(JTA) – A second hidden video from inside the largest yeshiva in the Satmar Hasidic village of Kiryas Joel shows a principal holding a school-age boy between his legs while kissing him in what sex-abuse watchdogs are describing as another case of abuse.
The video follows the release of another hidden-camera recording that seems to show the same Hasidic man in the same school office kissing, caressing and rubbing up against another boy the man holds between his legs. That video has prompted an inquiry by police.
While the man in the film, said to be a principal at United Talmudical Academy, a K-12 school with some 6,000 students in the Satmar village in Orange County, New York, has not responded to requests seeking comment, some community members who say they know him are rallying to his defence.
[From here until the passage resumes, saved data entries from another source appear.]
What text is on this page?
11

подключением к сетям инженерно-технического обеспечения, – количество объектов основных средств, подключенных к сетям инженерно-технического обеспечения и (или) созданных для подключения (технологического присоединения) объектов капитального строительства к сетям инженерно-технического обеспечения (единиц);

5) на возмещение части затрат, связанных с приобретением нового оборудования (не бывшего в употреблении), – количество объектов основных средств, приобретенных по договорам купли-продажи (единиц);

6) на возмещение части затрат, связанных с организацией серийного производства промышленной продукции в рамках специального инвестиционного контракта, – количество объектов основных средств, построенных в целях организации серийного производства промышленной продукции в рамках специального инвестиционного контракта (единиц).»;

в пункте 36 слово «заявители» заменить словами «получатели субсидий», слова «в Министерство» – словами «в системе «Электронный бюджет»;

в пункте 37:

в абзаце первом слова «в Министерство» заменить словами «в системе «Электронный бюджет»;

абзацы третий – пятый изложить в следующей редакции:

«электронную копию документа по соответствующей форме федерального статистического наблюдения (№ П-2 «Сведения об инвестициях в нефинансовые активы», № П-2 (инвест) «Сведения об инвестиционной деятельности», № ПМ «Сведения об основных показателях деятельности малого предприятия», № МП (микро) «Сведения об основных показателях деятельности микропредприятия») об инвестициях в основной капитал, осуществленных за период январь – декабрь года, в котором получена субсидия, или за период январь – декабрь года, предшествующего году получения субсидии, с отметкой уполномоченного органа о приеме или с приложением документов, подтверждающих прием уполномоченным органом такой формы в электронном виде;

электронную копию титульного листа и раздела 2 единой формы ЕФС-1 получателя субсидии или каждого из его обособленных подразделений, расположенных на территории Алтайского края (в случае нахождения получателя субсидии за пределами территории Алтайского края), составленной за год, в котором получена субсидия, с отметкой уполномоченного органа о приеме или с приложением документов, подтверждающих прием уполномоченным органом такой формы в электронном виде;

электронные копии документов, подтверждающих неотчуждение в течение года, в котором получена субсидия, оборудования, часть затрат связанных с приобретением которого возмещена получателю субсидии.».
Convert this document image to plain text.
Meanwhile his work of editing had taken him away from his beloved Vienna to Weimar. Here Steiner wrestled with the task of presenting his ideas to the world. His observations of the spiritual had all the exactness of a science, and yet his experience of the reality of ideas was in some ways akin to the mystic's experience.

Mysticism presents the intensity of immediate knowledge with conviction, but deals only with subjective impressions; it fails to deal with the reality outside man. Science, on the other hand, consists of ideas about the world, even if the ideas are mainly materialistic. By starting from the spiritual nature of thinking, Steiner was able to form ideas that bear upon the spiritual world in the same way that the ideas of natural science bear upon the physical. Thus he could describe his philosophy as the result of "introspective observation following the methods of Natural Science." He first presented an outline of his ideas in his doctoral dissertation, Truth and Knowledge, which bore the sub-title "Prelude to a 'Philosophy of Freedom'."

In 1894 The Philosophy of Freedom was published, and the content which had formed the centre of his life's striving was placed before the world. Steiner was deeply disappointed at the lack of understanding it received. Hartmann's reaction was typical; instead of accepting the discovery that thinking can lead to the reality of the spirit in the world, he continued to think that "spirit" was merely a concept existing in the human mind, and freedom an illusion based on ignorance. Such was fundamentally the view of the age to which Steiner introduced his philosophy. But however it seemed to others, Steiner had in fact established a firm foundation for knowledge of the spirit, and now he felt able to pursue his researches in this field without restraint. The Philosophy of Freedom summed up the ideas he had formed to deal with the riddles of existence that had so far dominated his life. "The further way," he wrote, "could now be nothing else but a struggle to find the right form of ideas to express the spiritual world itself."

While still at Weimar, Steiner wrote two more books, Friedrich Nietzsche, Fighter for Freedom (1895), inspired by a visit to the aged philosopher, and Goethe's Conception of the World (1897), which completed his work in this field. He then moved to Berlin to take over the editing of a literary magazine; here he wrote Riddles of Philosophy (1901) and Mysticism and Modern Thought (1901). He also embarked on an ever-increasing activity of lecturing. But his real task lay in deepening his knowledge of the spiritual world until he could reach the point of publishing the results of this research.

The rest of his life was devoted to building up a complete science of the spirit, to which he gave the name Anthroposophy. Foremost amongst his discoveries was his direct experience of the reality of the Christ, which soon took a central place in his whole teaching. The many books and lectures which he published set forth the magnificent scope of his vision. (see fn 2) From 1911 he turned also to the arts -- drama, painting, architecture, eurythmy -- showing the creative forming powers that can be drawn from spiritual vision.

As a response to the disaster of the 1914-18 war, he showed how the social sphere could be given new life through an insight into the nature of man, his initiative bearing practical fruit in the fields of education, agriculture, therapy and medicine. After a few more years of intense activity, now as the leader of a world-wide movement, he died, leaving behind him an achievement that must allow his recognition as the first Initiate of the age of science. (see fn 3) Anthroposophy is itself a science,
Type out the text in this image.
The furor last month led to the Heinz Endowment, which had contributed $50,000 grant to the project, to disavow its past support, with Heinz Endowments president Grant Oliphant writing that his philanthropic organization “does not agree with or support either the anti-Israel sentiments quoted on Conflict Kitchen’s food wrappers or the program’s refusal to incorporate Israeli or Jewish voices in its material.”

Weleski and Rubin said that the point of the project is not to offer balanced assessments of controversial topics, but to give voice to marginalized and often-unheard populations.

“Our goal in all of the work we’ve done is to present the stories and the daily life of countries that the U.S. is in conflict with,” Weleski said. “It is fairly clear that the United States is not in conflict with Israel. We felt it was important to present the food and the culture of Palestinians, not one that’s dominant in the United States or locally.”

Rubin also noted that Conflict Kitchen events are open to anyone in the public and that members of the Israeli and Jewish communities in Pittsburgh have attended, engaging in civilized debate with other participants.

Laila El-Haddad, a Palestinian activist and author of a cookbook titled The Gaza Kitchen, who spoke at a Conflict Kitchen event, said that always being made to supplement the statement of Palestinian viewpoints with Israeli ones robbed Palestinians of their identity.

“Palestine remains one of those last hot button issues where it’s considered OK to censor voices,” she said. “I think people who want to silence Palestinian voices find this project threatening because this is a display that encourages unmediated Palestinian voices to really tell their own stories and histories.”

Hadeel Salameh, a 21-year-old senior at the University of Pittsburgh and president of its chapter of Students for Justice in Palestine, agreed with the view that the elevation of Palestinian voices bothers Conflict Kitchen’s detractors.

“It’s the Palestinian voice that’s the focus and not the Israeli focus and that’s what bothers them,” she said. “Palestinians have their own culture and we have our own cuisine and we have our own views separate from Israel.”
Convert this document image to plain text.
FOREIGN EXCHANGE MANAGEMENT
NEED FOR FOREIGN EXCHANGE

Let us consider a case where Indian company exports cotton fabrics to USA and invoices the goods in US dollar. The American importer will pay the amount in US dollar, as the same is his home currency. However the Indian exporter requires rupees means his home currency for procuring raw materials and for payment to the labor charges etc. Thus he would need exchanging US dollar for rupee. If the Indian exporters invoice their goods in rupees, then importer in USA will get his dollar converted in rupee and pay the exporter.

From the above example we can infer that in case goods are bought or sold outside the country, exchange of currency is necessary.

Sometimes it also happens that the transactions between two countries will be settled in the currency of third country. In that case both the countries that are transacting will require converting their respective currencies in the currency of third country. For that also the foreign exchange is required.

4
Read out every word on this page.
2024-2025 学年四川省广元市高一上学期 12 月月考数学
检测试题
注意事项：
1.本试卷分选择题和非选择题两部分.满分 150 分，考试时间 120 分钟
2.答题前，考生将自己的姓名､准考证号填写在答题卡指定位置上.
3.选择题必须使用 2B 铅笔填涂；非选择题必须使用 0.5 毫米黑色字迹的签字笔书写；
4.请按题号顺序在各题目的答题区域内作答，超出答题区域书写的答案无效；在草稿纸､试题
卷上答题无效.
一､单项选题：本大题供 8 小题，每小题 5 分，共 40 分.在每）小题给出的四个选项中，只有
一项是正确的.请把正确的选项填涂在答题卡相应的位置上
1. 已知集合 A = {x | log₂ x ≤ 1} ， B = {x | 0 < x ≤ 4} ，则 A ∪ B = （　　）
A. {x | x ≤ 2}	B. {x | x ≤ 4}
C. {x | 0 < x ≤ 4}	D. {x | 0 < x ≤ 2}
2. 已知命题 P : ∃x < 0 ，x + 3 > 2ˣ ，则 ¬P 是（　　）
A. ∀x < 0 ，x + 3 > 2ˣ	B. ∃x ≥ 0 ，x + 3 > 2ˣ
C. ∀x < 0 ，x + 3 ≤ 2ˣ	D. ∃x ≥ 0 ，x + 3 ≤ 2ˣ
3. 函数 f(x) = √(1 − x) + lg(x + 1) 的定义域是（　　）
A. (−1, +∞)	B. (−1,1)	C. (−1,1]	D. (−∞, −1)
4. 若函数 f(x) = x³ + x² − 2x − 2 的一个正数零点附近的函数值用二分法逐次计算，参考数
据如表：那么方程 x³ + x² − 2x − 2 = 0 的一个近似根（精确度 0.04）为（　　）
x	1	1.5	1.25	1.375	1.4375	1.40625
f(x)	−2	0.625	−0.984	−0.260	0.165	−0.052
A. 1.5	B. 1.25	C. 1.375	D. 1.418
One such man, Joseph Waldman, told local cable station News 12 that the principal is a well-known rabbi who is highly respected in the community.
“He’s not going to hurt the kids. His life is for the kids,” Waldman said in a News 12 report about the second video. “This person is such a loving person that instead of taking out a belt and beating up the child would rather give an extra kiss or an extra show of love.”
In the new video, the man gives the boy candy at the end of their encounter.
Waldman blamed ex-community members for circulating the video in an attempt to besmirch Hasidic society.
“They are just for revenge,” Waldman told the News 12 interviewer. “They are people who went out of the schools, who went out of our communities and at every opportunity they have they’re trying to black our eyes in the secular world.”
Advocates who helped circulate the first video and spoke to JTA said their motivation is to protect children in the community from abuse.
“What’s going on in this community I can make books and books – sexual abuse and covering up,” said Boorey Deutsch, an anti-abuse advocate who circulated the first video on social media and grew up in the Satmar neighborhood of Williamsburg, Brooklyn. “I was involved in the community for many years and I feel obligated to speak up. I’m not scared, so I’ll just continue doing it to make sure our kids our safe, to be the voice for the people that don’t have a voice.”